My uncle threatened me for my life, and worse, to tell my father of my wickedness. Once he realized that he was in the clear, I, dirty little secret, became an easy, regular victim for him and many other random associates. I got passed around. Another uncle, khap cronies, and senior boys at school, some who later became police officers, joined in. These were, or became married men with children. All of them. A number still live in the village today. The terror of the threat of my dishonor and humiliation before my family and the people of the village guaranteed my silence. By my teens, rape had become an everyday event in my life. Today my body bears the scars, and chronic health problems, of having been torn up for years. 

I methodically hid and disposed of the bloody rags I packed between my legs, but how could they not have known? I excused my mother, but hated my father. He had failed to protect me. I didn’t get to ask him why that was before he died, but as I entered my teens, I began to fight with him while he lived.

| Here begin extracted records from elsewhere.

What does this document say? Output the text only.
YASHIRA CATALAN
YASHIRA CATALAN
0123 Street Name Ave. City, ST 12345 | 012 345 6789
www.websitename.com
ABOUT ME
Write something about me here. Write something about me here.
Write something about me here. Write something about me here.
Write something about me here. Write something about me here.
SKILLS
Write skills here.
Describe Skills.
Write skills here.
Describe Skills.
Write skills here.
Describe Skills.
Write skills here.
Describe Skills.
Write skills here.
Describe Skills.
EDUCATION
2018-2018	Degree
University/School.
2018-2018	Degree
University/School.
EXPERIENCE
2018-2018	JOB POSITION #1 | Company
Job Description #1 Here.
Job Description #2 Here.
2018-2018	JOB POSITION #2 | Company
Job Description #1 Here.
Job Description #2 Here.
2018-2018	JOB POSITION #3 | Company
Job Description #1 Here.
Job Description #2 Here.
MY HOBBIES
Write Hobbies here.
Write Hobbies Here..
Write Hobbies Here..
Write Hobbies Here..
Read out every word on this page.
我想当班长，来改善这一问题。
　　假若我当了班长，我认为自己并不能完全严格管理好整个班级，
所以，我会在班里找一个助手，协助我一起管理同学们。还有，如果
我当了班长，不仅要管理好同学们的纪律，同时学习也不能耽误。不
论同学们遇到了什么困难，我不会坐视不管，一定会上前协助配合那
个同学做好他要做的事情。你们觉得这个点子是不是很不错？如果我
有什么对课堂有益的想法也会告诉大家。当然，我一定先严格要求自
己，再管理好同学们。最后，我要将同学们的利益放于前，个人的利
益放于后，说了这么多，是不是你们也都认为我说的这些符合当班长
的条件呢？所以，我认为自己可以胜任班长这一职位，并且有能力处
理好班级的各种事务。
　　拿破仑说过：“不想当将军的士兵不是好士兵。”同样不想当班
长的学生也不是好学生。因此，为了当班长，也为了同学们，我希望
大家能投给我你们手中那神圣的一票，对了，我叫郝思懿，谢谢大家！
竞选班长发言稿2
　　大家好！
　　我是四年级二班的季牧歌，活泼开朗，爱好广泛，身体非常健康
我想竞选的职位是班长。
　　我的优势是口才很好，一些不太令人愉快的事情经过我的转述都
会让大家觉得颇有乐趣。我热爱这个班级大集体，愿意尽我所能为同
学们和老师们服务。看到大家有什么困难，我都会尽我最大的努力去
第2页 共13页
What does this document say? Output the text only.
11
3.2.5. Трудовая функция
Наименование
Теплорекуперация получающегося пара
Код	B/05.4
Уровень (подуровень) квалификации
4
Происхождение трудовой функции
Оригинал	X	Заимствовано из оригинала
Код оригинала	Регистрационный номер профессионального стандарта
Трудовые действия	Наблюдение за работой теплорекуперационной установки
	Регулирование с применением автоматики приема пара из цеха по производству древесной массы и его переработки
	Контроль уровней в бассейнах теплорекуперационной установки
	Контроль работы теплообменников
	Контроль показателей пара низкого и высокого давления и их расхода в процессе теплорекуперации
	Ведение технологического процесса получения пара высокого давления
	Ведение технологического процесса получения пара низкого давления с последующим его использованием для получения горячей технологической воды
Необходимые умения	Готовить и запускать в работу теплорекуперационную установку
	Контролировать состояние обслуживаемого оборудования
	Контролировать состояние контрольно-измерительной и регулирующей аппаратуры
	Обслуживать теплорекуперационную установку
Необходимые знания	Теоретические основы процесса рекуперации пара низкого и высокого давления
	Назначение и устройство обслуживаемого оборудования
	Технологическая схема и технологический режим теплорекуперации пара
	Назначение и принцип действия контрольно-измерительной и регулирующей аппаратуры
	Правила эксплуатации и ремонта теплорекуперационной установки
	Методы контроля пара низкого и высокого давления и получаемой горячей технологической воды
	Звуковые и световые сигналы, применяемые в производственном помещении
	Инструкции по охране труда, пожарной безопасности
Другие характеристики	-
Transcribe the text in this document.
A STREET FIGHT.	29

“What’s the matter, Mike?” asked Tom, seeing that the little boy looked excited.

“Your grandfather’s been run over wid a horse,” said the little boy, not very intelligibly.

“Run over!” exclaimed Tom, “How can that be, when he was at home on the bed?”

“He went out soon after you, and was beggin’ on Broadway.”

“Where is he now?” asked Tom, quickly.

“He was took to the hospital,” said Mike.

My father and I fought daily wars over money, over the beatings he meted out to my mother, but much, much more than he ever understood.

Abused children with some inner resources still intact manage to find ways to cope. I found refuge at the edge of the  canal that bordered our plot of land. The canal ran east to west, touched the horizon, and gave me sunrises and  sunsets. Nature offered me respite from the chaos of the world of people, my enemy. If others were around, I kept my distance. My ears became inured to the taunts. Nature became my friend. However truthful and dependable it is, it didn’t offer me protection from people. I needed to go back home to eat. 

I began to unravel. I hit my teens and bunked school, smoked, stole, fought with my fists, broke into houses, and mugged people on the outskirts of the village. I was on course for killing or getting killed. At 15, I ran away from the violence of the village and landed square in the violence of Delhi. 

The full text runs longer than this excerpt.